Cadmium is a nonredox metal that can indirectly cause oxidative stress by depleting cellular antioxidant enzyme system. To minimize Cd induced oxidative damage, organisms have developed antioxidative mechanisms triggered by an increased ROS production. SOD and GPx are important antioxidant enzymes that protect from oxidative stress via depletion of ROS. Physiologically, SOD converts O2 − to O2 and finally to H2O2 and thus protects against superoxide-induced damage [52] while GPx, in particular, is highly dependent on glutathione concentration. A significant decrease in the antioxidant (SOD, GPx) enzyme activities occurred in HL-7702 cells exposed to the YS cabbage's transport solution while from CS cabbage Cd stimulate SOD activity at lower level (<2 mg kg−1) but this stimulation was only transient and the SOD activity under high levels (>2 mg kg−1) of Cd decreased compared with that of the control; however, a significant reduction in GPx activity was observed at 9 mg kg−1 (Table 3). This differential change in the antioxidant enzyme activities from YS and CS cabbage may be concentration dependent.
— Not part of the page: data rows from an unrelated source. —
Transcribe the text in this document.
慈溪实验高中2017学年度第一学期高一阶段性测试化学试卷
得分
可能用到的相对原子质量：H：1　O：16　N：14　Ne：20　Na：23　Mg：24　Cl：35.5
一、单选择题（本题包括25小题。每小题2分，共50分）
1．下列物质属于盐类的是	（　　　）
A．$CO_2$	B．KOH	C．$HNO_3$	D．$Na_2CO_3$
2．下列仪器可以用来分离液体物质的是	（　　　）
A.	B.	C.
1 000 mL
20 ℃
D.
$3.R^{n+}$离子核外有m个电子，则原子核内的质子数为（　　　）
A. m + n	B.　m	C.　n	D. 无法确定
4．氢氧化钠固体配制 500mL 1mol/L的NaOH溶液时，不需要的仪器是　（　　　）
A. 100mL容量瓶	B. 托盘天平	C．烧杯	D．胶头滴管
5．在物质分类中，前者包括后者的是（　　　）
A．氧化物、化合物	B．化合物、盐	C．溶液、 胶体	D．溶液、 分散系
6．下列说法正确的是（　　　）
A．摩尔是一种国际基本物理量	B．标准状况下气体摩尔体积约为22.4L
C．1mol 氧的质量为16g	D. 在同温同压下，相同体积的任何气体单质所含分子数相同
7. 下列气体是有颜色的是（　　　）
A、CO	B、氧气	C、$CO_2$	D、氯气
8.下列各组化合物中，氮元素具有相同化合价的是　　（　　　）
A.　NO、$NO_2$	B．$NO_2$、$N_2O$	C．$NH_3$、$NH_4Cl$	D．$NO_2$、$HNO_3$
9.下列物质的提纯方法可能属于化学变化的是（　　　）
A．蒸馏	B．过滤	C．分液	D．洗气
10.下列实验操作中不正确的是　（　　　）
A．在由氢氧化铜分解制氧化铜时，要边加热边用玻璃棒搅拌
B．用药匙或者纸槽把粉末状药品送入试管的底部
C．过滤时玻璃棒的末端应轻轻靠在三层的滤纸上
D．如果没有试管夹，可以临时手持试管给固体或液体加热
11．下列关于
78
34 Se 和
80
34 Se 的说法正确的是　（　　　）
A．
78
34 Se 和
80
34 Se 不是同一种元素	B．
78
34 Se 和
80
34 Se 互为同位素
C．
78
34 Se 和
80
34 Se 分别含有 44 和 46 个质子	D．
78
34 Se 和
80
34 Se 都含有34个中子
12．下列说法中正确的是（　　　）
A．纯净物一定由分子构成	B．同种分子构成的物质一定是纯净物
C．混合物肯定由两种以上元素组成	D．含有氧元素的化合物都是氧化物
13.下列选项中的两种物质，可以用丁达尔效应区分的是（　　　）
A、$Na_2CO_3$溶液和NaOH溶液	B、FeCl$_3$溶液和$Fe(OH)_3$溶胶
4.5. Morphological Alterations in HL-7702 Cells

Indeed, low doses (<0.74 μg) of Cd transported from the bioaccessible Chinese cabbage grown on different soils did not induce apoptosis and toxicity in HL-7702 cells, as revealed by cytotoxicity assays and enzyme assays. A deeper understanding of Cd hepatotoxicity requires the identification of its intracellular localization and targets. So we did the TEM of HL-7702 cells to observe the ultrastructural changes and to confirm the findings of all abovementioned toxicity assays. TEM had a certain degree of mitochondrial, RER, and nuclear and autophagic changes in HL-7702 cells when treated with YS cabbage (9 mg kg−1 Cd level) while for CS cabbage treated cells also showed little swelling in mitochondria, RER, and promotion in autophagy. All the ultrastructural alterations in treated cell cause the cell to stop functioning and lead to cell lysis. Our findings agree with the previous reports [53-55]. Consistently, we also provide evidence that the main intracellular target for Cd in vitro was autophagy, an adaptive and catabolic mechanism that involves the lysosomal compartment. The autophagic vesicles were barely detectable in untreated cells (Figures 4(a) and 4(b)) and rapidly increased upon Cd exposure (Figures 4(c) and 4(d)). Autophagy is a housekeeping process that ensures the turnover of damaged protein aggregates and organelles to maintain cell homeostasis [56]. The possible explanation for the upregulation of autophagy might be the binding of Cd to the sulfhydryl groups of proteins as well as the oxidative damage generated by this Cd in the cells [43, 57].

5. Conclusion

In conclusion, physicochemical properties of soil greatly influenced the bioavailability of Cd to Chinese cabbage and ultimately to Caco-2 cells. We may be able to avoid the dietary toxicity of Cd by selection of a proper soil type for Chinese cabbage cultivation. An important finding from the toxicity assays is that Cd concentrations (>0.74 μg) transported from the bioaccessible fraction of Chinese cabbage are able to induce oxidative (MDA, H2O2) stress by inhibiting antioxidant (SOD, GPx) enzyme activities in human liver cells (HL-7702). The results indicated that the ingestion of Chinese cabbage grown on Cd contaminated acidic soil (YS) weakened the antioxidant defense system which ultimately escalated the oxidative stress in liver; however in CS cabbage the significant change was only observed at 9 mg kg−1 Cd level. This investigation also raises the possibility of simple soil remediation methods like liming and phytoextraction by using the coculture of Cd hyperaccumulator plants and leafy vegetables especially in acidic soils, to prevent further risk of Cd disease. Our study was an effort to estimate the Cd bioavailability and toxicity in human (Caco-2, HL-7702 cells) from Chinese cabbage grown on Cd contaminated soils. Further studies are required to investigate the biochemistry and mechanisms involved in the bioavailability and toxicity of Cd from Chinese cabbage to resolve remaining questions and establish proper therapeutics measures for chronic and acute intoxication of dietary Cd intake.